LaTeX Lexer

This module contains all classes for lexing LaTeX code, as well as general purpose base classes for incremental LaTeX decoders and encoders, which could be useful in case you are writing your own custom LaTeX codec.

class latexcodec.lexer.Token(name, text)

A collections.namedtuple() storing information about a matched token.

See also

LatexLexer.tokens

name

The name of the token as a str.

text

The matched token text as bytes. The constructor also accepts text as memoryview, in which case it is automatically converted to bytes. This ensures that the token is hashable.

__len__()

Length of the token text.

__nonzero__()

Whether the token contains any text.

decode(encoding)

Returns the decoded token text in the specified encoding.

Note

Control words get an extra space added at the back to make sure separation from the next token, so that decoded token sequences can be str.join()ed together.

For example, the tokens b'\hello' and b'world' will correctly result in u'\hello world' (remember that LaTeX eats space following control words). If no space were added, this would wrongfully result in u'\helloworld'.

class latexcodec.lexer.LatexLexer(errors='strict')

Bases: codecs.IncrementalDecoder

A very simple lexer for tex/latex code.

flush_raw_tokens()

Flush the raw token buffer.

get_raw_tokens(bytes_, final=False)

Yield tokens without any further processing. Tokens are one of:

  • \<word>: a control word (i.e. a command)
  • \<symbol>: a control symbol (i.e. ^ etc.)
  • #<n>: a parameter
  • a series of byte characters
getstate()

Get state.

reset()

Reset state.

setstate(state)

Set state. The state must correspond to the return value of a previous getstate() call.

class latexcodec.lexer.LatexIncrementalLexer(errors='strict')

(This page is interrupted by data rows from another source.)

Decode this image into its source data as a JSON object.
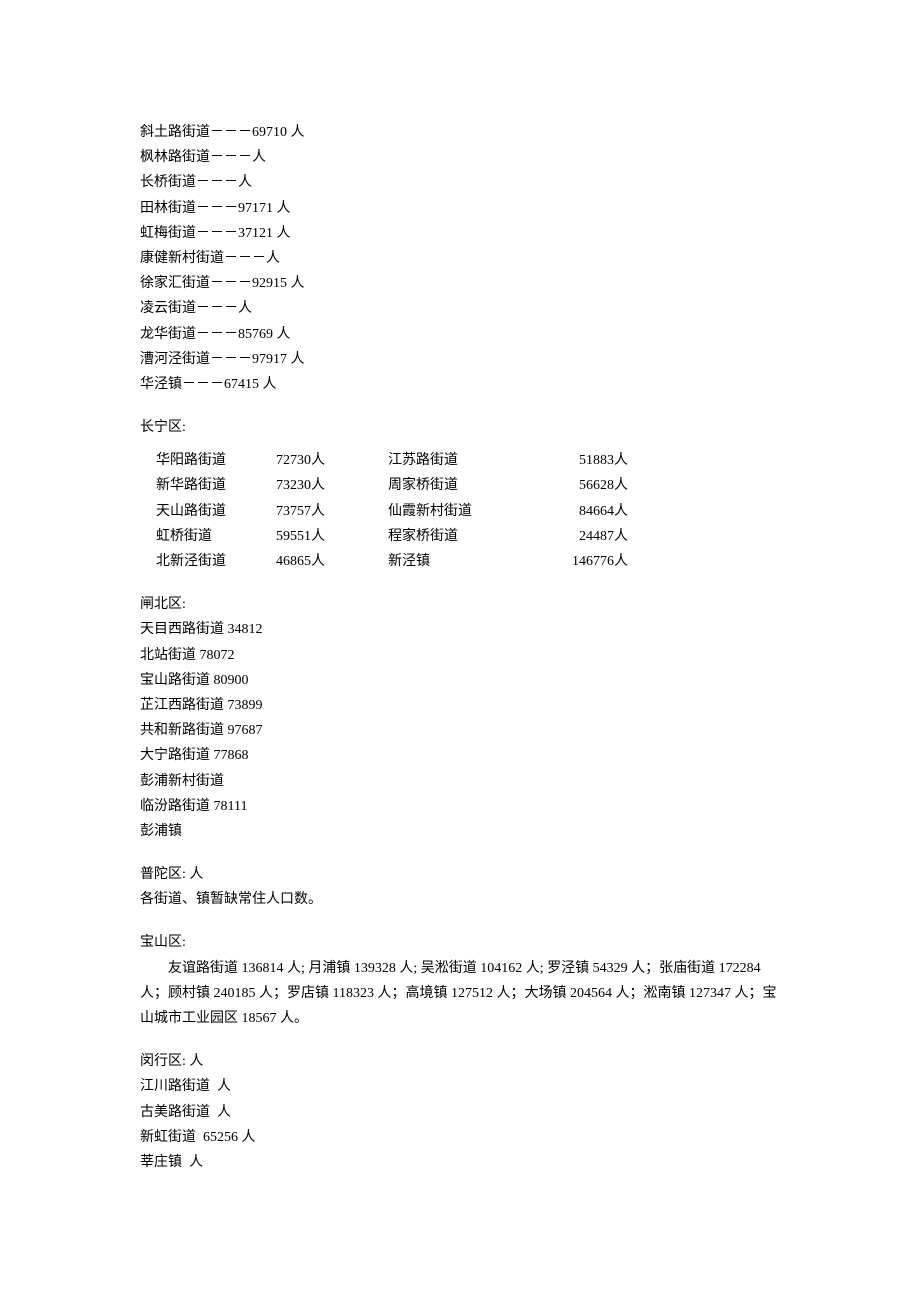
{
  "xuhui": {
    "lines": [
      "斜土路街道－－－69710 人",
      "枫林路街道－－－人",
      "长桥街道－－－人",
      "田林街道－－－97171 人",
      "虹梅街道－－－37121 人",
      "康健新村街道－－－人",
      "徐家汇街道－－－92915 人",
      "凌云街道－－－人",
      "龙华街道－－－85769 人",
      "漕河泾街道－－－97917 人",
      "华泾镇－－－67415 人"
    ]
  },
  "changning": {
    "header": "长宁区:",
    "rows": [
      {
        "c1": "华阳路街道",
        "c2": "72730人",
        "c3": "江苏路街道",
        "c4": "51883人"
      },
      {
        "c1": "新华路街道",
        "c2": "73230人",
        "c3": "周家桥街道",
        "c4": "56628人"
      },
      {
        "c1": "天山路街道",
        "c2": "73757人",
        "c3": "仙霞新村街道",
        "c4": "84664人"
      },
      {
        "c1": "虹桥街道",
        "c2": "59551人",
        "c3": "程家桥街道",
        "c4": "24487人"
      },
      {
        "c1": "北新泾街道",
        "c2": "46865人",
        "c3": "新泾镇",
        "c4": "146776人"
      }
    ]
  },
  "zhabei": {
    "header": "闸北区:",
    "lines": [
      "天目西路街道 34812",
      "北站街道 78072",
      "宝山路街道 80900",
      "芷江西路街道 73899",
      "共和新路街道 97687",
      "大宁路街道 77868",
      "彭浦新村街道",
      "临汾路街道 78111",
      "彭浦镇"
    ]
  },
  "putuo": {
    "header": "普陀区:  人",
    "line": "各街道、镇暂缺常住人口数。"
  },
  "baoshan": {
    "header": "宝山区:",
    "para": "友谊路街道 136814 人; 月浦镇 139328 人; 吴淞街道 104162 人; 罗泾镇 54329 人；张庙街道 172284 人；顾村镇 240185 人；罗店镇 118323 人；高境镇 127512 人；大场镇 204564 人；淞南镇 127347 人；宝山城市工业园区 18567 人。"
  },
  "minhang": {
    "header": "闵行区:  人",
    "lines": [
      "江川路街道  人",
      "古美路街道  人",
      "新虹街道  65256 人",
      "莘庄镇  人"
    ]
  }
}
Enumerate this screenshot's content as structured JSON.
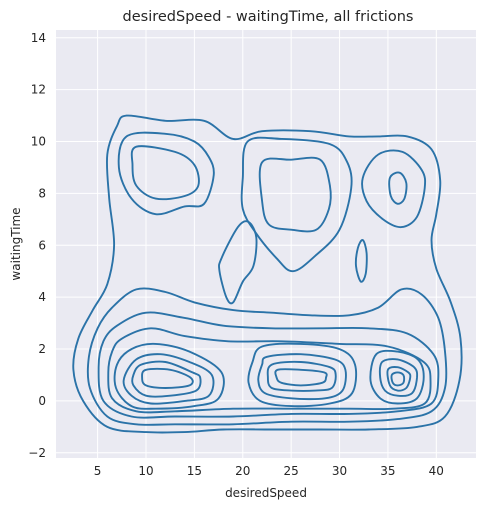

Bases: latexcodec.lexer.LatexLexer

A very simple incremental lexer for tex/latex code. Roughly follows the state machine described in Tex By Topic, Chapter 2.

The generated tokens satisfy:

  • no newline characters: paragraphs are separated by ‘par’
  • spaces following control tokens are compressed
get_tokens(bytes_, final=False)

Yield tokens while maintaining a state. Also skip whitespace after control words and (some) control symbols. Replaces newlines by spaces and par commands depending on the context.

class latexcodec.lexer.LatexIncrementalDecoder(errors='strict')

Bases: latexcodec.lexer.LatexIncrementalLexer

Simple incremental decoder. Transforms lexed LaTeX tokens into unicode.

To customize decoding, subclass and override get_unicode_tokens().

decode(bytes_, final=False)

Decode LaTeX bytes_ into a unicode string.

This implementation calls get_unicode_tokens() and joins the resulting unicode strings together.

get_unicode_tokens(bytes_, final=False)

Decode every token in inputenc encoding. Override to process the tokens in some other way (for example, for token translation).

class latexcodec.lexer.LatexIncrementalEncoder(errors='strict')

Bases: codecs.IncrementalEncoder

Simple incremental encoder for LaTeX. Transforms unicode into bytes.

To customize decoding, subclass and override get_latex_bytes().

encode(unicode_, final=False)

Encode the unicode_ string into LaTeX bytes.

This implementation calls get_latex_bytes() and joins the resulting bytes together.

get_latex_bytes(unicode_, final=False)

Encode every character in inputenc encoding. Override to process the unicode in some other way (for example, for character translation).